Le prime concessionarie USA accettano criptovalute per comprare un'auto, ne basterebbero 2 per una Fiat Panda

7 settembre 2018 - 14:00

Recentemente, la concessionaria statunitense Post Oak Motors di Houston, specializzata nella vendita di supercar Rolls-Royce, ha cominciato ad accettare la moneta virtuale Bitcoin come metodo di pagamento. L'idea è nata proprio dal titolare Tilman Fertitta che considera la suddetta criptovaluta come una modalità di pagamento al pari della carta di credito, dato che il pagamento in Bitcoin avviene attraverso lo specifico sistema di pagamento BitPay. L'iniziativa, tuttavia, non è assolutamente nuova, dato che i ricchi già utilizzano i Bitcoin per l'acquisto di immobili.

PRECEDENTI STORICI Inoltre, la concessionaria Post Oak Motors di Houston non è la prima ad accettare pagamenti in Bitcoin per le proprie Rolls-Royce. Infatti, pioniera è stata la concessionaria McLaren di Atlanta, il cui esempio è poi stato seguito da un'altra concessionaria di Newport Beach, in California, specializzata anch'essa nella vendita di auto lussuose come Bugatti e Pagani. Una Rolls-Royce costa mediamente 350.000 dollari sul mercato statunitense, quindi sono necessari più o meno 55 Bitcoin dal valore unitario di 6.429 dollari per l'acquisto.

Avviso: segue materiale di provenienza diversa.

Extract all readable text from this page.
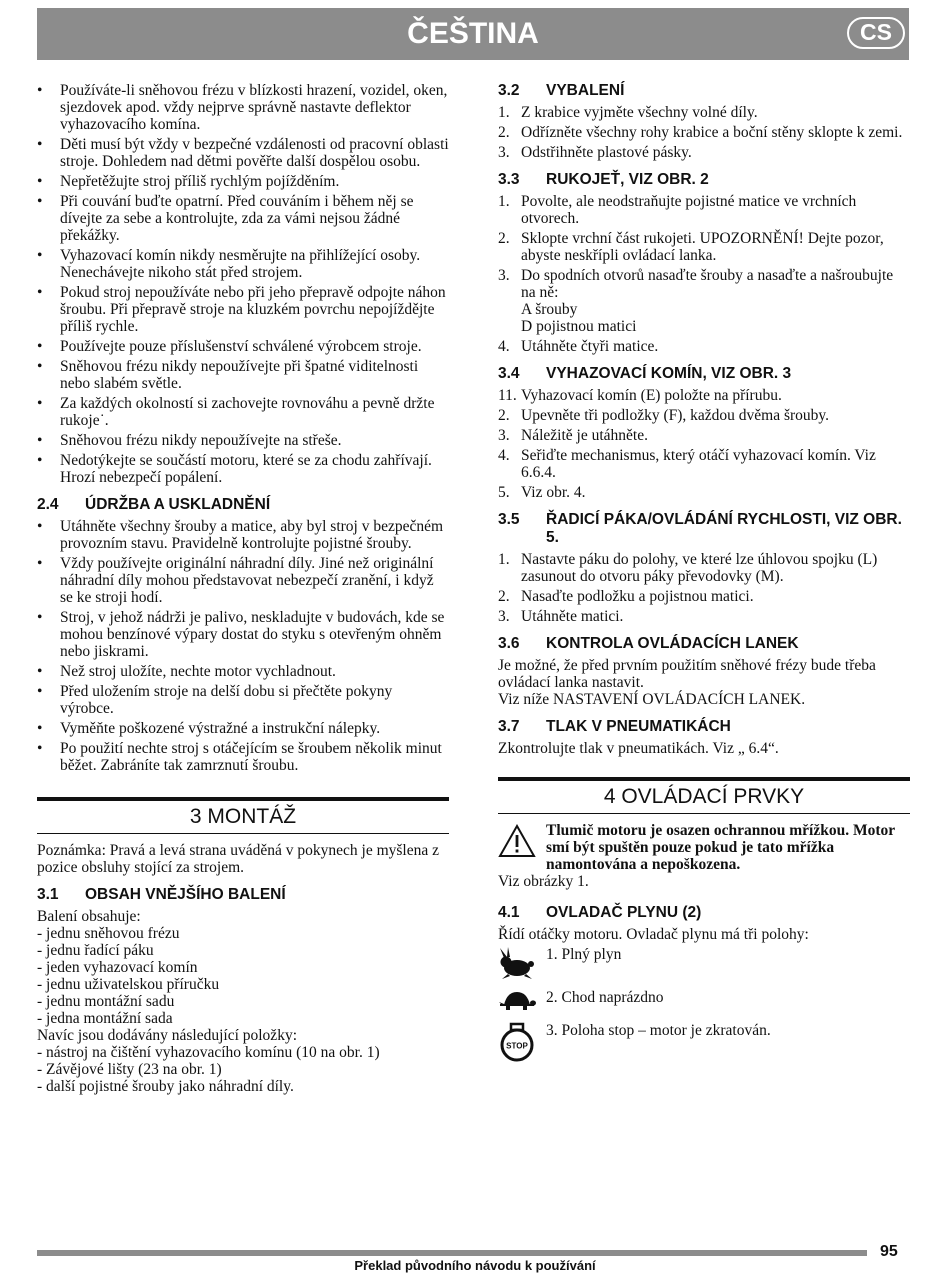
ČEŠTINA	CS
• Používáte-li sněhovou frézu v blízkosti hrazení, vozidel, oken, sjezdovek apod. vždy nejprve správně nastavte deflektor vyhazovacího komína.
• Děti musí být vždy v bezpečné vzdálenosti od pracovní oblasti stroje. Dohledem nad dětmi pověřte další dospělou osobu.
• Nepřetěžujte stroj příliš rychlým pojížděním.
• Při couvání buďte opatrní. Před couváním i během něj se dívejte za sebe a kontrolujte, zda za vámi nejsou žádné překážky.
• Vyhazovací komín nikdy nesměrujte na přihlížející osoby. Nenechávejte nikoho stát před strojem.
• Pokud stroj nepoužíváte nebo při jeho přepravě odpojte náhon šroubu. Při přepravě stroje na kluzkém povrchu nepojíždějte příliš rychle.
• Používejte pouze příslušenství schválené výrobcem stroje.
• Sněhovou frézu nikdy nepoužívejte při špatné viditelnosti nebo slabém světle.
• Za každých okolností si zachovejte rovnováhu a pevně držte rukoje˙.
• Sněhovou frézu nikdy nepoužívejte na střeše.
• Nedotýkejte se součástí motoru, které se za chodu zahřívají. Hrozí nebezpečí popálení.
2.4	ÚDRŽBA A USKLADNĚNÍ
• Utáhněte všechny šrouby a matice, aby byl stroj v bezpečném provozním stavu. Pravidelně kontrolujte pojistné šrouby.
• Vždy používejte originální náhradní díly. Jiné než originální náhradní díly mohou představovat nebezpečí zranění, i když se ke stroji hodí.
• Stroj, v jehož nádrži je palivo, neskladujte v budovách, kde se mohou benzínové výpary dostat do styku s otevřeným ohněm nebo jiskrami.
• Než stroj uložíte, nechte motor vychladnout.
• Před uložením stroje na delší dobu si přečtěte pokyny výrobce.
• Vyměňte poškozené výstražné a instrukční nálepky.
• Po použití nechte stroj s otáčejícím se šroubem několik minut běžet. Zabráníte tak zamrznutí šroubu.
3 MONTÁŽ
Poznámka: Pravá a levá strana uváděná v pokynech je myšlena z pozice obsluhy stojící za strojem.
3.1	OBSAH VNĚJŠÍHO BALENÍ
Balení obsahuje:
- jednu sněhovou frézu
- jednu řadící páku
- jeden vyhazovací komín
- jednu uživatelskou příručku
- jednu montážní sadu
- jedna montážní sada
Navíc jsou dodávány následující položky:
- nástroj na čištění vyhazovacího komínu (10 na obr. 1)
- Závějové lišty (23 na obr. 1)
- další pojistné šrouby jako náhradní díly.
3.2	VYBALENÍ
1. Z krabice vyjměte všechny volné díly.
2. Odřízněte všechny rohy krabice a boční stěny sklopte k zemi.
3. Odstřihněte plastové pásky.
3.3	RUKOJEŤ, VIZ OBR. 2
1. Povolte, ale neodstraňujte pojistné matice ve vrchních otvorech.
2. Sklopte vrchní část rukojeti. UPOZORNĚNÍ! Dejte pozor, abyste neskřípli ovládací lanka.
3. Do spodních otvorů nasaďte šrouby a nasaďte a našroubujte na ně:
A šrouby
D pojistnou matici
4. Utáhněte čtyři matice.
3.4	VYHAZOVACÍ KOMÍN, VIZ OBR. 3
11. Vyhazovací komín (E) položte na přírubu.
2. Upevněte tři podložky (F), každou dvěma šrouby.
3. Náležitě je utáhněte.
4. Seřiďte mechanismus, který otáčí vyhazovací komín. Viz 6.6.4.
5. Viz obr. 4.
3.5	ŘADICÍ PÁKA/OVLÁDÁNÍ RYCHLOSTI, VIZ OBR. 5.
1. Nastavte páku do polohy, ve které lze úhlovou spojku (L) zasunout do otvoru páky převodovky (M).
2. Nasaďte podložku a pojistnou matici.
3. Utáhněte matici.
3.6	KONTROLA OVLÁDACÍCH LANEK
Je možné, že před prvním použitím sněhové frézy bude třeba ovládací lanka nastavit.
Viz níže NASTAVENÍ OVLÁDACÍCH LANEK.
3.7	TLAK V PNEUMATIKÁCH
Zkontrolujte tlak v pneumatikách. Viz „ 6.4“.
4 OVLÁDACÍ PRVKY
Tlumič motoru je osazen ochrannou mřížkou. Motor smí být spuštěn pouze pokud je tato mřížka namontována a nepoškozena.
Viz obrázky 1.
4.1	OVLADAČ PLYNU (2)
Řídí otáčky motoru. Ovladač plynu má tři polohy:
1. Plný plyn
2. Chod naprázdno
STOP
3. Poloha stop – motor je zkratován.
95
Překlad původního návodu k používání
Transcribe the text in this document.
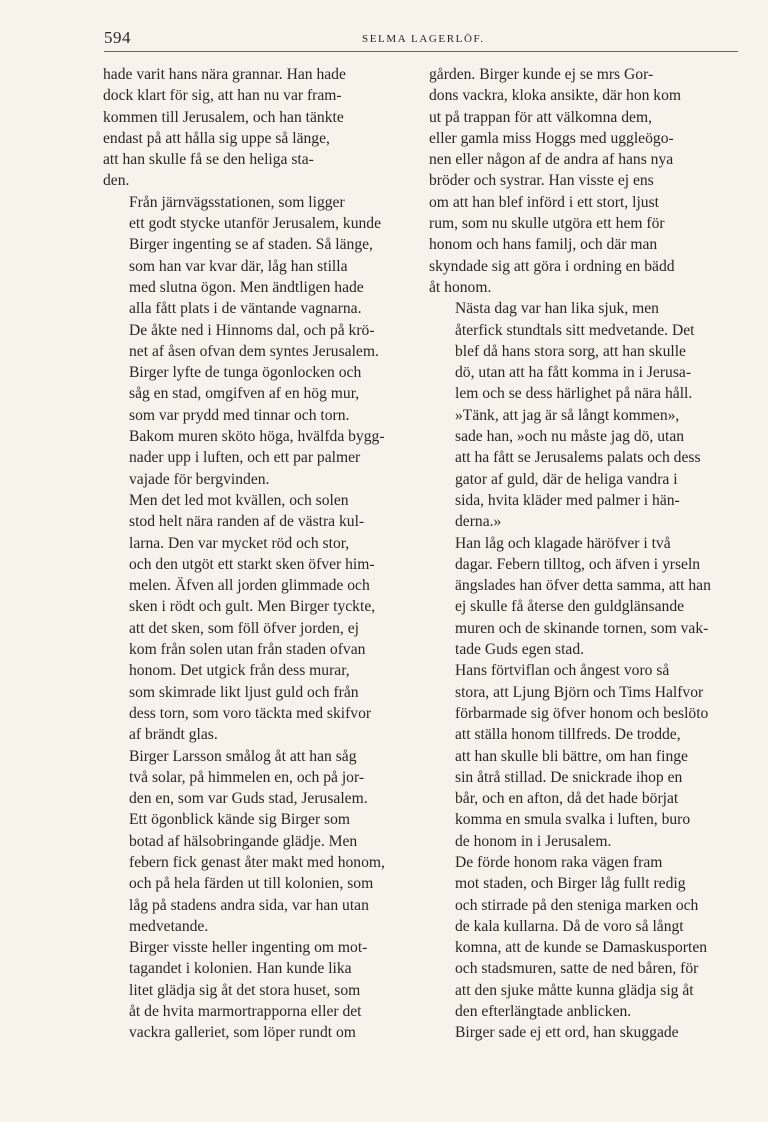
594	SELMA LAGERLÖF.

hade varit hans nära grannar. Han hade
dock klart för sig, att han nu var fram-
kommen till Jerusalem, och han tänkte
endast på att hålla sig uppe så länge,
att han skulle få se den heliga sta-
den.

Från järnvägsstationen, som ligger
ett godt stycke utanför Jerusalem, kunde
Birger ingenting se af staden. Så länge,
som han var kvar där, låg han stilla
med slutna ögon. Men ändtligen hade
alla fått plats i de väntande vagnarna.
De åkte ned i Hinnoms dal, och på krö-
net af åsen ofvan dem syntes Jerusalem.

Birger lyfte de tunga ögonlocken och
såg en stad, omgifven af en hög mur,
som var prydd med tinnar och torn.
Bakom muren sköto höga, hvälfda bygg-
nader upp i luften, och ett par palmer
vajade för bergvinden.

Men det led mot kvällen, och solen
stod helt nära randen af de västra kul-
larna. Den var mycket röd och stor,
och den utgöt ett starkt sken öfver him-
melen. Äfven all jorden glimmade och
sken i rödt och gult. Men Birger tyckte,
att det sken, som föll öfver jorden, ej
kom från solen utan från staden ofvan
honom. Det utgick från dess murar,
som skimrade likt ljust guld och från
dess torn, som voro täckta med skifvor
af brändt glas.

Birger Larsson smålog åt att han såg
två solar, på himmelen en, och på jor-
den en, som var Guds stad, Jerusalem.

Ett ögonblick kände sig Birger som
botad af hälsobringande glädje. Men
febern fick genast åter makt med honom,
och på hela färden ut till kolonien, som
låg på stadens andra sida, var han utan
medvetande.

Birger visste heller ingenting om mot-
tagandet i kolonien. Han kunde lika
litet glädja sig åt det stora huset, som
åt de hvita marmortrapporna eller det
vackra galleriet, som löper rundt om

gården. Birger kunde ej se mrs Gor-
dons vackra, kloka ansikte, där hon kom
ut på trappan för att välkomna dem,
eller gamla miss Hoggs med uggleögo-
nen eller någon af de andra af hans nya
bröder och systrar. Han visste ej ens
om att han blef införd i ett stort, ljust
rum, som nu skulle utgöra ett hem för
honom och hans familj, och där man
skyndade sig att göra i ordning en bädd
åt honom.

Nästa dag var han lika sjuk, men
återfick stundtals sitt medvetande. Det
blef då hans stora sorg, att han skulle
dö, utan att ha fått komma in i Jerusa-
lem och se dess härlighet på nära håll.

»Tänk, att jag är så långt kommen»,
sade han, »och nu måste jag dö, utan
att ha fått se Jerusalems palats och dess
gator af guld, där de heliga vandra i
sida, hvita kläder med palmer i hän-
derna.»

Han låg och klagade häröfver i två
dagar. Febern tilltog, och äfven i yrseln
ängslades han öfver detta samma, att han
ej skulle få återse den guldglänsande
muren och de skinande tornen, som vak-
tade Guds egen stad.

Hans förtviflan och ångest voro så
stora, att Ljung Björn och Tims Halfvor
förbarmade sig öfver honom och beslöto
att ställa honom tillfreds. De trodde,
att han skulle bli bättre, om han finge
sin åtrå stillad. De snickrade ihop en
bår, och en afton, då det hade börjat
komma en smula svalka i luften, buro
de honom in i Jerusalem.

De förde honom raka vägen fram
mot staden, och Birger låg fullt redig
och stirrade på den steniga marken och
de kala kullarna. Då de voro så långt
komna, att de kunde se Damaskusporten
och stadsmuren, satte de ned båren, för
att den sjuke måtte kunna glädja sig åt
den efterlängtade anblicken.

Birger sade ej ett ord, han skuggade
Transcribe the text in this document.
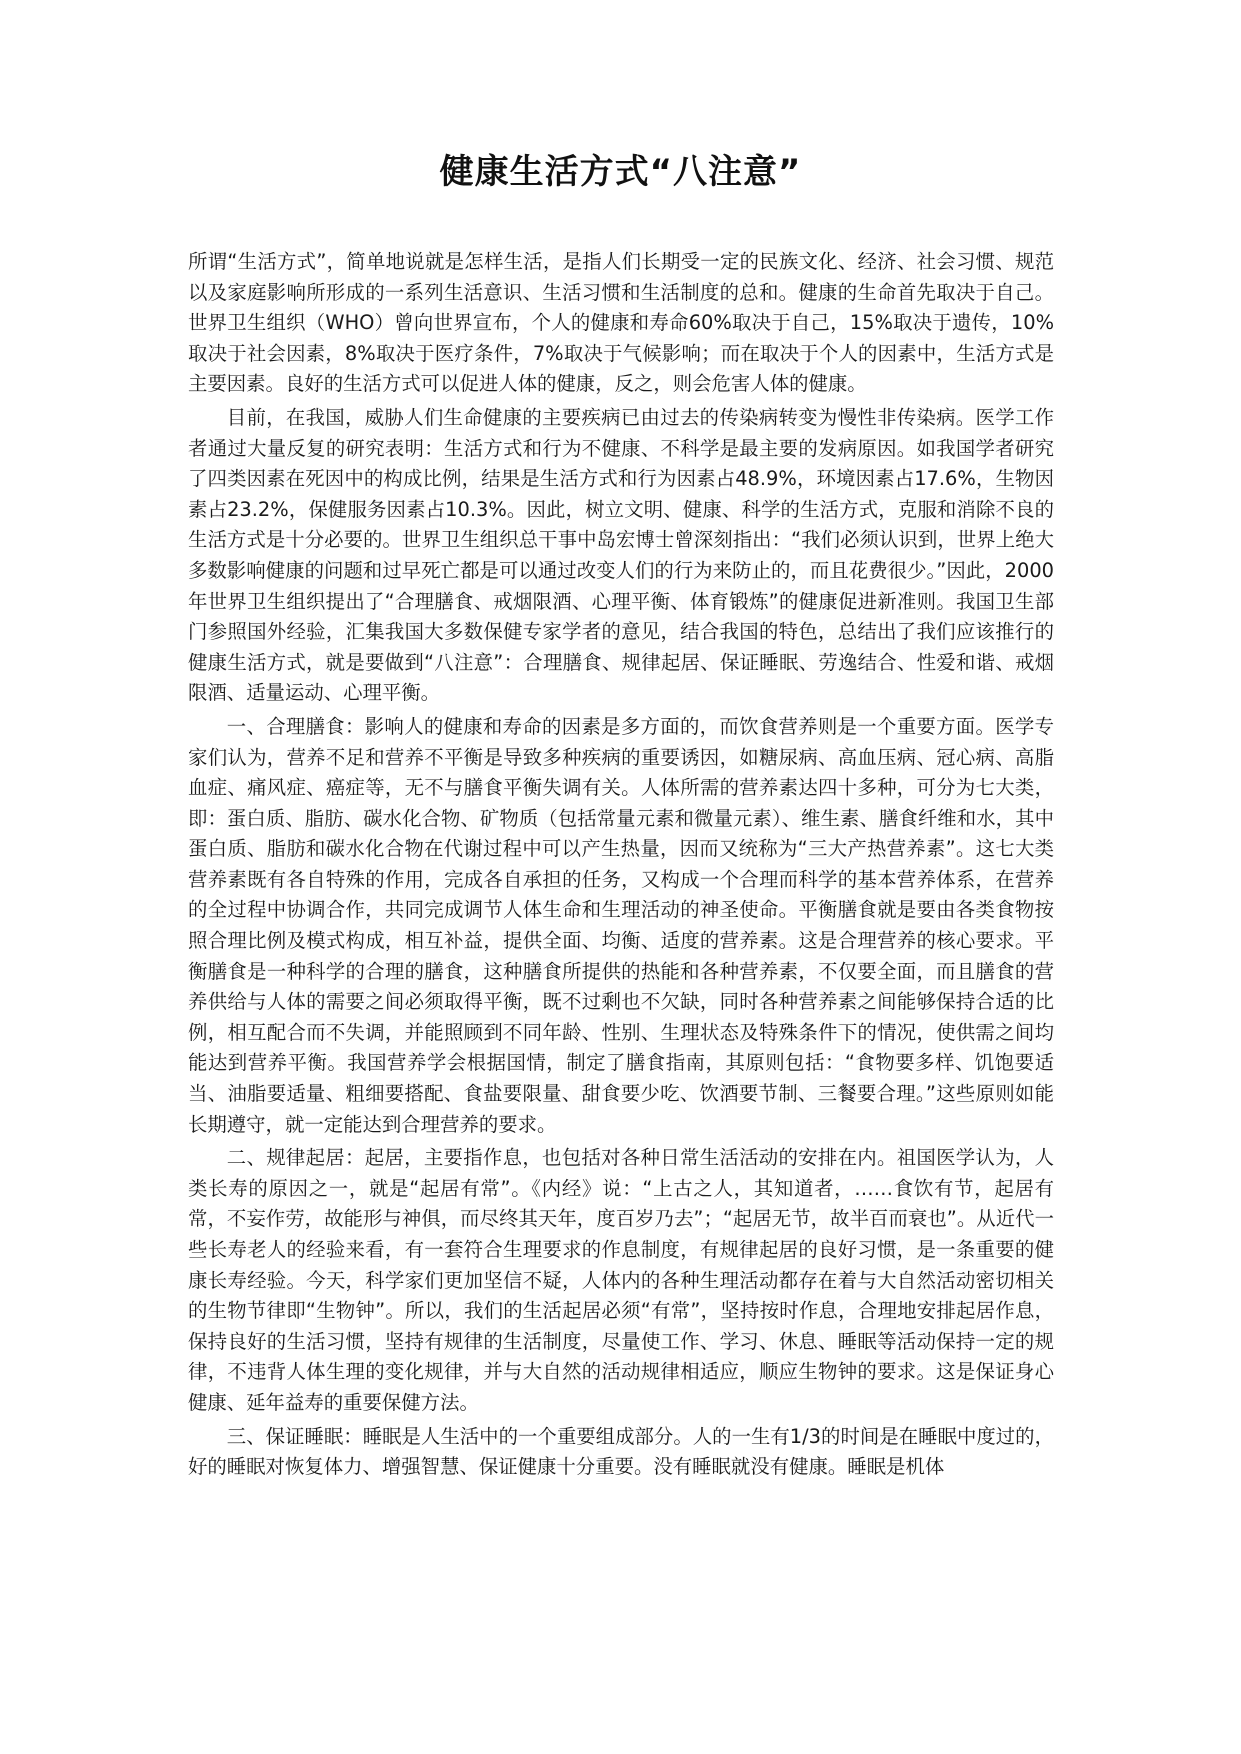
健康生活方式“八注意”

所谓“生活方式”，简单地说就是怎样生活，是指人们长期受一定的民族文化、经济、社会习惯、规范以及家庭影响所形成的一系列生活意识、生活习惯和生活制度的总和。健康的生命首先取决于自己。世界卫生组织（WHO）曾向世界宣布，个人的健康和寿命60%取决于自己，15%取决于遗传，10%取决于社会因素，8%取决于医疗条件，7%取决于气候影响；而在取决于个人的因素中，生活方式是主要因素。良好的生活方式可以促进人体的健康，反之，则会危害人体的健康。

目前，在我国，威胁人们生命健康的主要疾病已由过去的传染病转变为慢性非传染病。医学工作者通过大量反复的研究表明：生活方式和行为不健康、不科学是最主要的发病原因。如我国学者研究了四类因素在死因中的构成比例，结果是生活方式和行为因素占48.9%，环境因素占17.6%，生物因素占23.2%，保健服务因素占10.3%。因此，树立文明、健康、科学的生活方式，克服和消除不良的生活方式是十分必要的。世界卫生组织总干事中岛宏博士曾深刻指出：“我们必须认识到，世界上绝大多数影响健康的问题和过早死亡都是可以通过改变人们的行为来防止的，而且花费很少。”因此，2000年世界卫生组织提出了“合理膳食、戒烟限酒、心理平衡、体育锻炼”的健康促进新准则。我国卫生部门参照国外经验，汇集我国大多数保健专家学者的意见，结合我国的特色，总结出了我们应该推行的健康生活方式，就是要做到“八注意”：合理膳食、规律起居、保证睡眠、劳逸结合、性爱和谐、戒烟限酒、适量运动、心理平衡。

一、合理膳食：影响人的健康和寿命的因素是多方面的，而饮食营养则是一个重要方面。医学专家们认为，营养不足和营养不平衡是导致多种疾病的重要诱因，如糖尿病、高血压病、冠心病、高脂血症、痛风症、癌症等，无不与膳食平衡失调有关。人体所需的营养素达四十多种，可分为七大类，即：蛋白质、脂肪、碳水化合物、矿物质（包括常量元素和微量元素）、维生素、膳食纤维和水，其中蛋白质、脂肪和碳水化合物在代谢过程中可以产生热量，因而又统称为“三大产热营养素”。这七大类营养素既有各自特殊的作用，完成各自承担的任务，又构成一个合理而科学的基本营养体系，在营养的全过程中协调合作，共同完成调节人体生命和生理活动的神圣使命。平衡膳食就是要由各类食物按照合理比例及模式构成，相互补益，提供全面、均衡、适度的营养素。这是合理营养的核心要求。平衡膳食是一种科学的合理的膳食，这种膳食所提供的热能和各种营养素，不仅要全面，而且膳食的营养供给与人体的需要之间必须取得平衡，既不过剩也不欠缺，同时各种营养素之间能够保持合适的比例，相互配合而不失调，并能照顾到不同年龄、性别、生理状态及特殊条件下的情况，使供需之间均能达到营养平衡。我国营养学会根据国情，制定了膳食指南，其原则包括：“食物要多样、饥饱要适当、油脂要适量、粗细要搭配、食盐要限量、甜食要少吃、饮酒要节制、三餐要合理。”这些原则如能长期遵守，就一定能达到合理营养的要求。

二、规律起居：起居，主要指作息，也包括对各种日常生活活动的安排在内。祖国医学认为，人类长寿的原因之一，就是“起居有常”。《内经》说：“上古之人，其知道者，……食饮有节，起居有常，不妄作劳，故能形与神俱，而尽终其天年，度百岁乃去”；“起居无节，故半百而衰也”。从近代一些长寿老人的经验来看，有一套符合生理要求的作息制度，有规律起居的良好习惯，是一条重要的健康长寿经验。今天，科学家们更加坚信不疑，人体内的各种生理活动都存在着与大自然活动密切相关的生物节律即“生物钟”。所以，我们的生活起居必须“有常”，坚持按时作息，合理地安排起居作息，保持良好的生活习惯，坚持有规律的生活制度，尽量使工作、学习、休息、睡眠等活动保持一定的规律，不违背人体生理的变化规律，并与大自然的活动规律相适应，顺应生物钟的要求。这是保证身心健康、延年益寿的重要保健方法。

三、保证睡眠：睡眠是人生活中的一个重要组成部分。人的一生有1/3的时间是在睡眠中度过的，好的睡眠对恢复体力、增强智慧、保证健康十分重要。没有睡眠就没有健康。睡眠是机体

A dicembre del 2017, invece, quando il Bitcoin aveva raggiunto il massimo storico di 20.000 dollari circa, ne sarebbero bastati 18.

VALORE IN CADUTA LIBERA Oggi, 7 settembre 2018, il valore attuale del Bitcoin ammonta a 5.481 euro. Ieri, invece, la quotazione ammontava a 5.582 euro. Il trend negativo è iniziato da mercoledì, quando il valore è sceso a 5.740 euro dai 6.352 euro del giorno precedente. Ciò significa che si tratta di un investimento molto rischioso, soprattutto perché legato a qualcosa di virtuale. Se questo metodo di pagamento potesse essere utilizzato anche in Italia, basterebbero solo 2 monete di Bitcoin per l'acquisto di una Fiat Panda (leggi la prova della versione 4×4) in vendita a partire da 11.390 euro, oppure il doppio per entrare in possesso di una Volkswagen Golf che è proposta al prezzo base di 20.700 euro. Per una Rolls-Royce Ghost, modello 'più economico' della Casa di Goodwood, sono necessarie 50 monete di Bitcoin come controvalore del prezzo di listino quantificato in 275.000 euro.

SCENARIO INIMMAGINABILE Tuttavia, in Italia sarebbe impossibile potersi recare in concessionaria e presentarsi con 2 monete di Bitcoin per comprare una Fiat Panda, tantomeno con 4 monete per l'acquisto di una più cara Volkswagen Golf. Lo stesso dicasi per la Rolls-Royce, il cui target coincide con coloro che possiedono la maggior parte dei Bitcoin. Infatti, il Bitcoin metterebbe a dura prova un mercato che già si muove con una lenta ripresa, mentre le concessionarie lottano per rispettare gli accordi con le Case. Ad esempio, sono tantissime le auto a km zero immatricolate negli ultimi mesi che devono essere vendute al più presto, onde evitare di diventare troppo obsolete rispetto ad altre che rispettano già il nuovo protocollo WLTP (la cui omologazione è già obbligatoria).